Trump rode these other media biases to the nomination. Even when Trump was far down in the polls and hadn't raised much money, the evening news were filled with extensive live coverage of his rallies. Other candidates were never able to get the same (free) media coverage of their campaigns, leaving their candidacies dead in the water.
Back in June, the Washington Post reported on a Harvard study on the news media coverage Trump received during the primary stage:
[A]new study by Shorenstein Center on Media, Politics and Public Policy at Harvard University ... documents not only the outsized coverage Trump received — from TV and digital media — in the early days of his campaign but also how overwhelmingly positive that coverage was.

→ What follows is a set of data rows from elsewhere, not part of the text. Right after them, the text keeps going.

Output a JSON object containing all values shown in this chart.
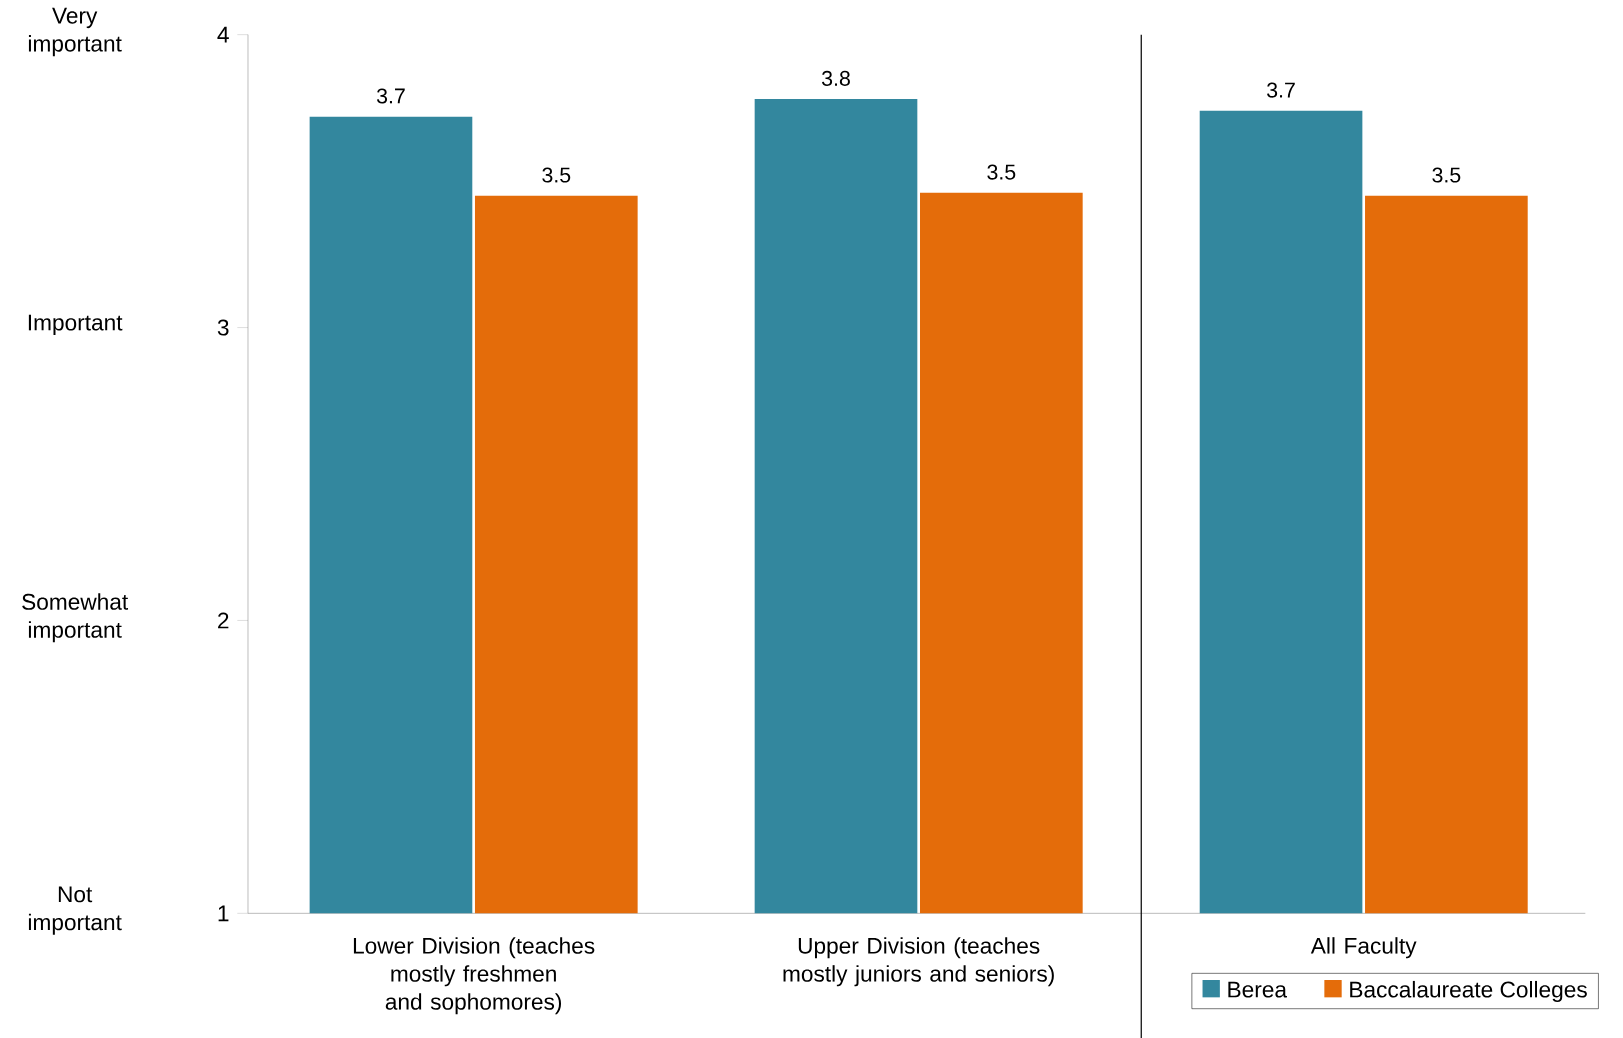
{
  "chart_data": {
    "type": "bar",
    "categories": [
      "Lower Division (teaches mostly freshmen and sophomores)",
      "Upper Division (teaches mostly juniors and seniors)",
      "All Faculty"
    ],
    "series": [
      {
        "name": "Berea",
        "color": "#33879e",
        "values": [
          3.72,
          3.78,
          3.74
        ],
        "value_labels": [
          "3.7",
          "3.8",
          "3.7"
        ]
      },
      {
        "name": "Baccalaureate Colleges",
        "color": "#e46c0a",
        "values": [
          3.45,
          3.46,
          3.45
        ],
        "value_labels": [
          "3.5",
          "3.5",
          "3.5"
        ]
      }
    ],
    "ylim": [
      1,
      4
    ],
    "yticks": [
      1,
      2,
      3,
      4
    ],
    "annotations": [
      "Not important",
      "Somewhat important",
      "Important",
      "Very important"
    ],
    "grid": false,
    "legend": "bottom right"
  }
}
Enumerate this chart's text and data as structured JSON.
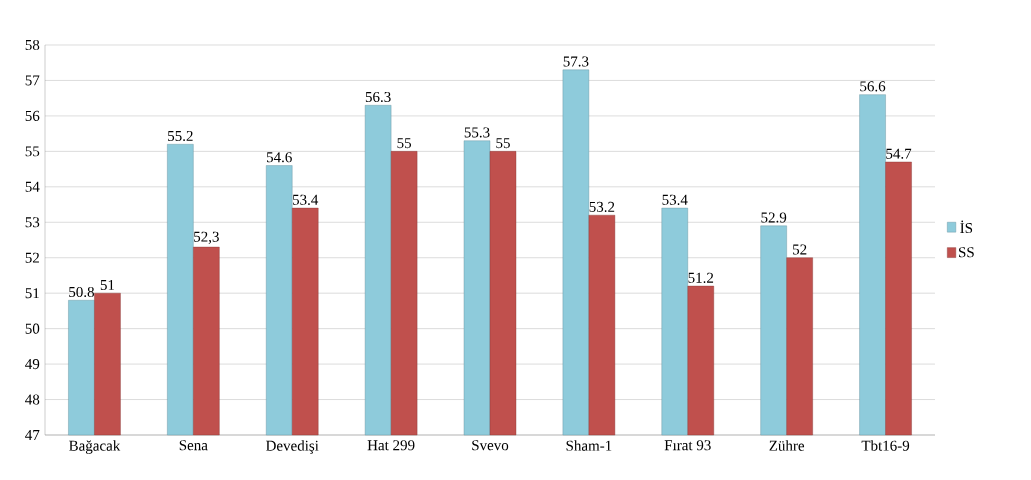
{
  "chart_data": {
    "type": "bar",
    "categories": [
      "Bağacak",
      "Sena",
      "Devedişi",
      "Hat 299",
      "Svevo",
      "Sham-1",
      "Fırat 93",
      "Zühre",
      "Tbt16-9"
    ],
    "series": [
      {
        "name": "İS",
        "color": "#8ecbdb",
        "values": [
          50.8,
          55.2,
          54.6,
          56.3,
          55.3,
          57.3,
          53.4,
          52.9,
          56.6
        ],
        "value_labels": [
          "50.8",
          "55.2",
          "54.6",
          "56.3",
          "55.3",
          "57.3",
          "53.4",
          "52.9",
          "56.6"
        ]
      },
      {
        "name": "SS",
        "color": "#c0504d",
        "values": [
          51,
          52.3,
          53.4,
          55,
          55,
          53.2,
          51.2,
          52,
          54.7
        ],
        "value_labels": [
          "51",
          "52,3",
          "53.4",
          "55",
          "55",
          "53.2",
          "51.2",
          "52",
          "54.7"
        ]
      }
    ],
    "ylim": [
      47,
      58
    ],
    "yticks": [
      47,
      48,
      49,
      50,
      51,
      52,
      53,
      54,
      55,
      56,
      57,
      58
    ],
    "grid": "y",
    "legend": "right"
  }
}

First, it notes that Trump received considerable media coverage during 2015 despite the fact that he was neither a leader in polls or in the fundraising chase — two indicators of uneven media coverage of candidates in past races, according to the Shorenstein study. As the study reports:
"When his news coverage began to shoot up, [Trump] was not high in the trial-heat polls and had raised almost no money. Upon entering the race, he stood much taller in the news than he stood in the polls. By the end of the invisible primary, he was high enough in the polls to get the coverage expected of a frontrunner. But he was lifted to that height by an unprecedented amount of free media. "The study then goes on to place a price on that free media Trump received. Of course, Trump and his merry band of followers will insist that much of that primary coverage was negative. But in fact it wasn't. Trump received an inordinate amount of positive coverage during the primary stage:

Now though the tables are reversed. Weeks away from the general election the news is filled with negative Trump stories detailing the candidate's character flaws and disqualifying history. Those were stories that could have easily been investigated and reported on during the primary stage. If that happened the Republicans might have nominated a candidate who is actually qualified to be President, someone who would be 10 points ahead of Hillary Clinton instead of nearly 10 points behind.
Of course, the media is liberal. Of course, most reporters do not want a Republican in the White House, even a faux conservative like Trump. The question that should be asked is why the media give Trump so much free coverage leading up to his nomination? Why did the media sat on their collective hands, failing to report the negative stories about Trump when there was time for the GOP to get a new nominee? Was there a coordinated effort by liberal reporters to ensure the GOP was stuck with an unelectable nominee who would embarrass the party and rip it apart? While I don't buy that the media coordinated their efforts to obtain that result, that is in fact the result of the media elevating Trump to the GOP nomination.